Seattle has an opportunity to create a compelling narrative of how preparation and consciously paying attention to how you give back pays off. In other words, it’s a Life Coach’s dream team.

Now it is time for a quick take on the current Super Bowl and Baltimore and San Francisco. What I love the most about writing this two weeks before the Superbowl is that we’ll have a chance to find out how strong the narrative theory is. I belief that Baltimore has the better narrative, and hence, is going to win. Ray Lewis is the current Jerome Bettis. Lewis announced his retirement at the beginning of the pre-season and since then Baltimore has been pretty much unstoppable. Heavy underdogs, to the tune of 8 to 10 points, they defeated the number three seed, Indianapolis, the number one seed, Denver, and the number two seed, Boston, all on the road. The Ravens’ road to the playoffs could not have been any tougher (except, of course, if they had played the Steelers).

San Francisco also has a narrative. It’s the gutsy choice of their head coach to switch to a QB who can use the read-option in plays. Are the 49er’s the new design of NFL teams? Is the NFC really that dominant over their brothers in the AFC?

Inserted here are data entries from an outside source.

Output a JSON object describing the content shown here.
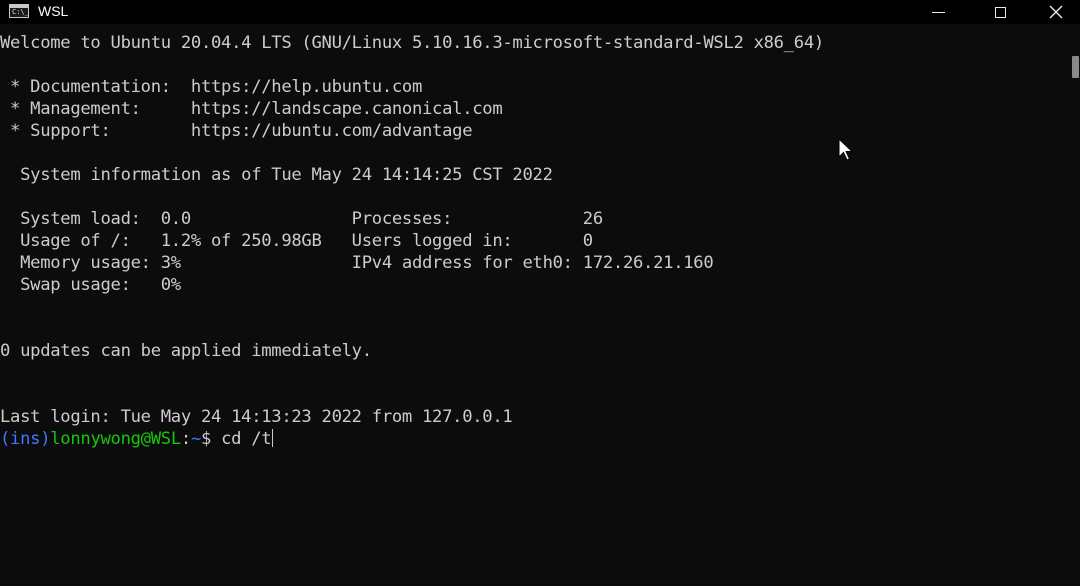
{
  "window": {
    "title": "WSL",
    "app_icon_text": "C:\\_",
    "controls": [
      "minimize-icon",
      "maximize-icon",
      "close-icon"
    ]
  },
  "terminal": {
    "lines": [
      "Welcome to Ubuntu 20.04.4 LTS (GNU/Linux 5.10.16.3-microsoft-standard-WSL2 x86_64)",
      "",
      " * Documentation:  https://help.ubuntu.com",
      " * Management:     https://landscape.canonical.com",
      " * Support:        https://ubuntu.com/advantage",
      "",
      "  System information as of Tue May 24 14:14:25 CST 2022",
      "",
      "  System load:  0.0                Processes:             26",
      "  Usage of /:   1.2% of 250.98GB   Users logged in:       0",
      "  Memory usage: 3%                 IPv4 address for eth0: 172.26.21.160",
      "  Swap usage:   0%",
      "",
      "",
      "0 updates can be applied immediately.",
      "",
      "",
      "Last login: Tue May 24 14:13:23 2022 from 127.0.0.1"
    ],
    "prompt": {
      "venv": "(ins)",
      "user_host": "lonnywong@WSL",
      "separator": ":",
      "path": "~",
      "symbol": "$ ",
      "command": "cd /t"
    }
  },
  "colors": {
    "background": "#0c0c0c",
    "foreground": "#cccccc",
    "venv": "#3b78ff",
    "user_host": "#16c60c",
    "path": "#3b78ff"
  }
}
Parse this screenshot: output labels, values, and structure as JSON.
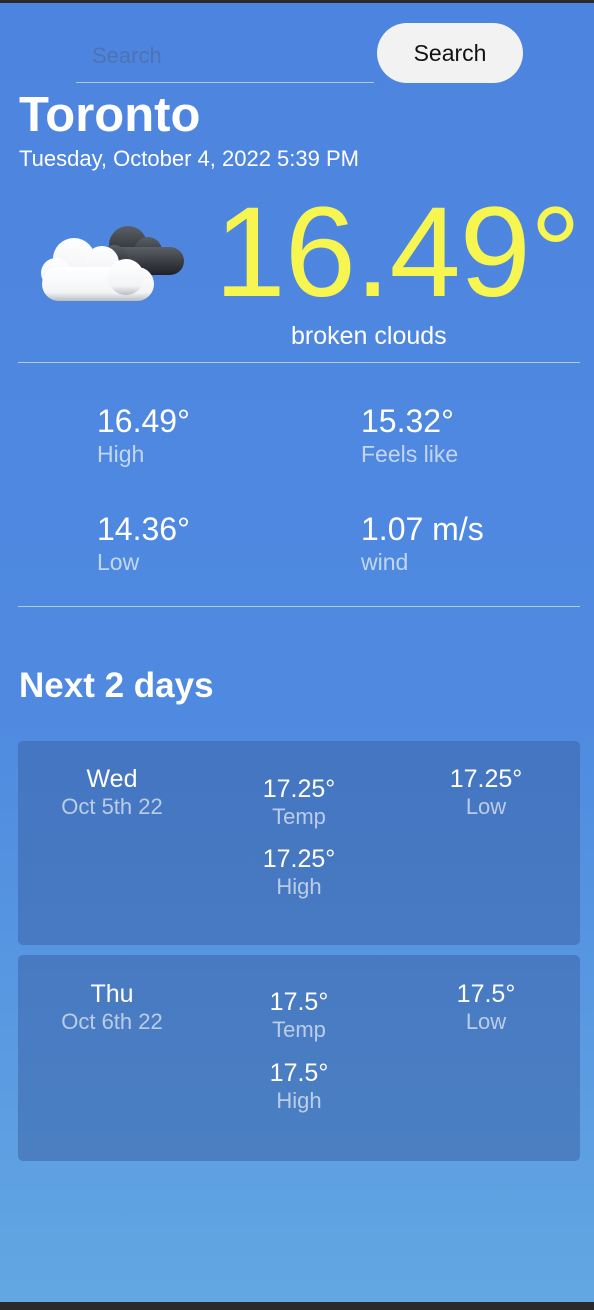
{
  "search": {
    "placeholder": "Search",
    "button_label": "Search"
  },
  "current": {
    "city": "Toronto",
    "datetime": "Tuesday, October 4, 2022 5:39 PM",
    "icon": "broken-clouds-icon",
    "temperature": "16.49°",
    "description": "broken clouds",
    "stats": {
      "high": {
        "value": "16.49°",
        "label": "High"
      },
      "feels_like": {
        "value": "15.32°",
        "label": "Feels like"
      },
      "low": {
        "value": "14.36°",
        "label": "Low"
      },
      "wind": {
        "value": "1.07 m/s",
        "label": "wind"
      }
    }
  },
  "forecast": {
    "title": "Next 2 days",
    "days": [
      {
        "day": "Wed",
        "date": "Oct 5th 22",
        "temp": "17.25°",
        "temp_label": "Temp",
        "high": "17.25°",
        "high_label": "High",
        "low": "17.25°",
        "low_label": "Low"
      },
      {
        "day": "Thu",
        "date": "Oct 6th 22",
        "temp": "17.5°",
        "temp_label": "Temp",
        "high": "17.5°",
        "high_label": "High",
        "low": "17.5°",
        "low_label": "Low"
      }
    ]
  },
  "colors": {
    "background_top": "#4d84df",
    "background_bottom": "#62a7e2",
    "temperature_accent": "#f7f54f",
    "card_background": "#3c64aa"
  }
}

Based on simple narratives, Baltimore wins. Hands-down. And the refs are going to be a part of this much to the chagrin of San Francisco. Consider it a repeat of 2005.

Narratives matter. They matter in our own lives. They matter in the stories that our culture shares. The beauty of Life Coaching is that it gives you the opportunity to take a step back and ask yourself:

What is my narrative?

What story do I tell myself about who I am and what I’m up to?

The best teams in football recognize the competitive advantage of consciously choosing their narrative. Bettis and Lewis are geniuses, both on and off the field.